Uma sala inteira é dedicada a cenas de seus filmes mais famosos e uma longa parede inteira a inúmeras fotografias. “Ela entendia a câmera melhor do que ninguém”, diz Serrano, ecoando observações feitas por fotógrafos e atores que trabalharam com ela, incluindo Laurence Olivier, que notoriamente não se deu bem com Monroe durante as filmagens de “O Príncipe e a Showgirl”.

Sua reputação de ser difícil em certos sets também está documentada em uma série bastante irritante de telegramas entre o diretor Billy Wilder reclamando com seu então marido, o dramaturgo Arthur Miller, e Miller respondendo em defesa de sua esposa.

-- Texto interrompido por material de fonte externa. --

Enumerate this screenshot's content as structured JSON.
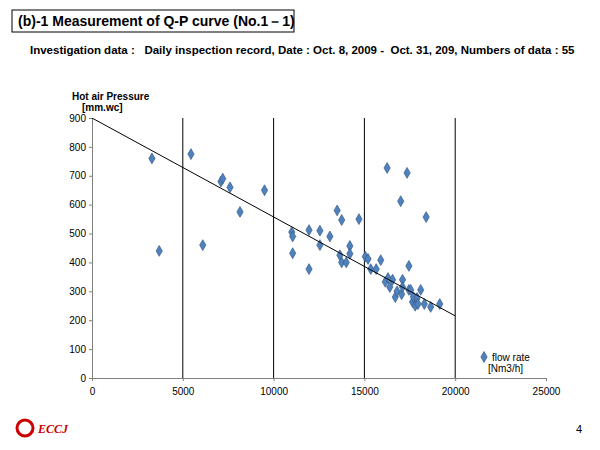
{
  "chart_data": {
    "type": "scatter",
    "title": "(b)-1 Measurement of Q-P curve (No.1－1)",
    "subtitle": "Investigation data :   Daily inspection record, Date : Oct. 8, 2009 -  Oct. 31, 209, Numbers of data : 55",
    "y_label": "Hot air Pressure [mm.wc]",
    "xlim": [
      0,
      25000
    ],
    "xticks": [
      0,
      5000,
      10000,
      15000,
      20000,
      25000
    ],
    "ylim": [
      0,
      900
    ],
    "yticks": [
      0,
      100,
      200,
      300,
      400,
      500,
      600,
      700,
      800,
      900
    ],
    "grid": "x",
    "legend": "bottom-right",
    "series": [
      {
        "name": "flow rate [Nm3/h]",
        "type": "scatter",
        "marker": "diamond",
        "color": "#4f81bd",
        "x": [
          3300,
          3700,
          5450,
          6100,
          7100,
          7200,
          7600,
          8150,
          9500,
          11000,
          11050,
          11050,
          11950,
          11950,
          12550,
          12550,
          13100,
          13500,
          13650,
          13750,
          13750,
          14000,
          14200,
          14200,
          14700,
          15050,
          15200,
          15350,
          15650,
          15900,
          16150,
          16250,
          16300,
          16400,
          16550,
          16700,
          16800,
          17000,
          17050,
          17100,
          17100,
          17350,
          17450,
          17450,
          17550,
          17650,
          17700,
          17800,
          17900,
          17950,
          18100,
          18300,
          18400,
          18650,
          19150
        ],
        "values": [
          760,
          440,
          775,
          460,
          680,
          690,
          660,
          575,
          650,
          505,
          490,
          432,
          512,
          377,
          510,
          460,
          490,
          580,
          425,
          547,
          400,
          400,
          457,
          430,
          550,
          420,
          412,
          377,
          377,
          408,
          333,
          727,
          346,
          315,
          340,
          280,
          300,
          612,
          290,
          340,
          315,
          710,
          388,
          305,
          305,
          263,
          280,
          250,
          277,
          256,
          305,
          256,
          557,
          246,
          256
        ]
      },
      {
        "type": "line",
        "line_style": "solid",
        "color": "#000000",
        "x": [
          0,
          20000
        ],
        "values": [
          900,
          215
        ]
      }
    ]
  },
  "footer": {
    "logo": "ECCJ",
    "page": 4
  }
}
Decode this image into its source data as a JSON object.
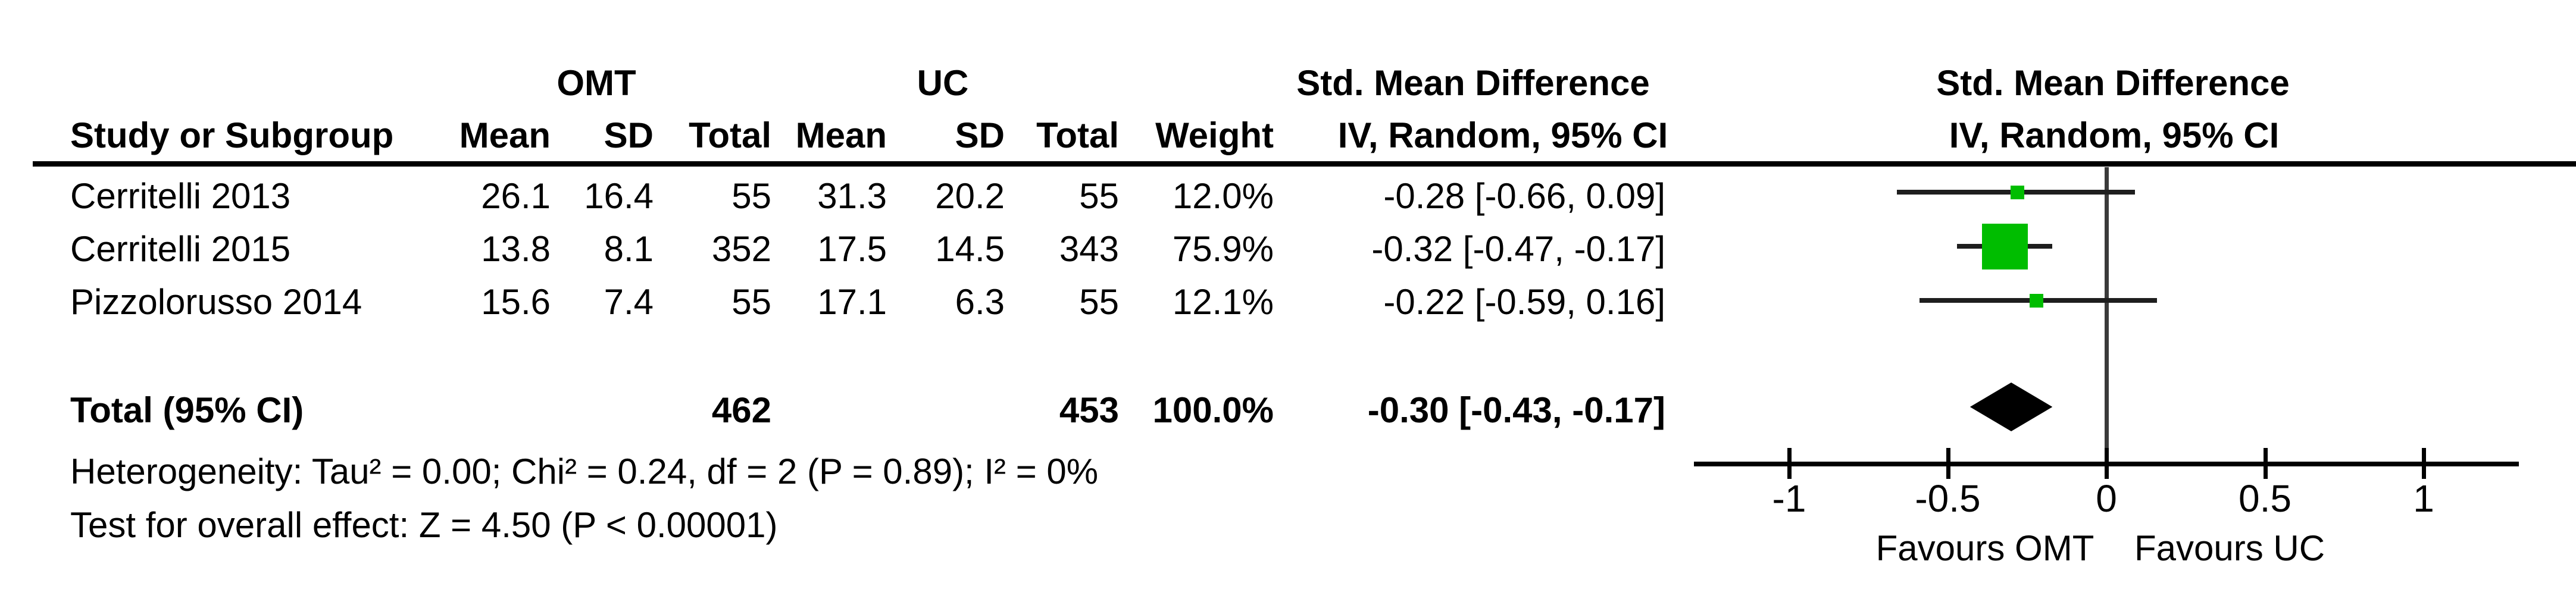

É um vislumbre bem elaborado de Monroe como uma totalidade, incluindo peças de sua casa em Brentwood e algumas de suas próprias roupas, que Serrano diz serem muito mais simples do que os vestidos e ternos com os quais foi fotografada. “Sua personalidade foi cuidadosamente construída. Ela sabia como dar apenas o suficiente, para criar a ilusão de algo.”

Uma sala inteira é dedicada a cenas de seus filmes mais famosos e uma longa parede inteira a inúmeras fotografias.

(Emily Shur/Fundação Museu da Academia)

E talvez seja essa a razão pela qual Monroe continua a fascinar. Sim, ela possuía sua beleza e sexualidade com uma ousadia que se destaca até hoje. Sua relação com a câmera permanece incomparável – quando ela está enquadrada, é quase impossível desviar o olhar. Seu andar balançando o quadril permanece icônico e também, talvez, revelador. Isso foi conseguido colocando um pé diretamente na frente do outro, como um equilibrista na corda bamba.

O que, em muitos aspectos, Monroe estava, trilhando a linha, invisível para o resto de nós, entre a inocência e o mundanismo, entre a vulnerabilidade e o poder.

A tensão entre a necessidade humana de amor e autodeterminação fortalece tanto a arte quanto a loucura, mas nunca foi trazida à vida de forma tão tangível como por Marilyn Monroe. Arte e artista, criação e criadora, ela deixou para trás um mistério já centenário que ainda tentamos desvendar.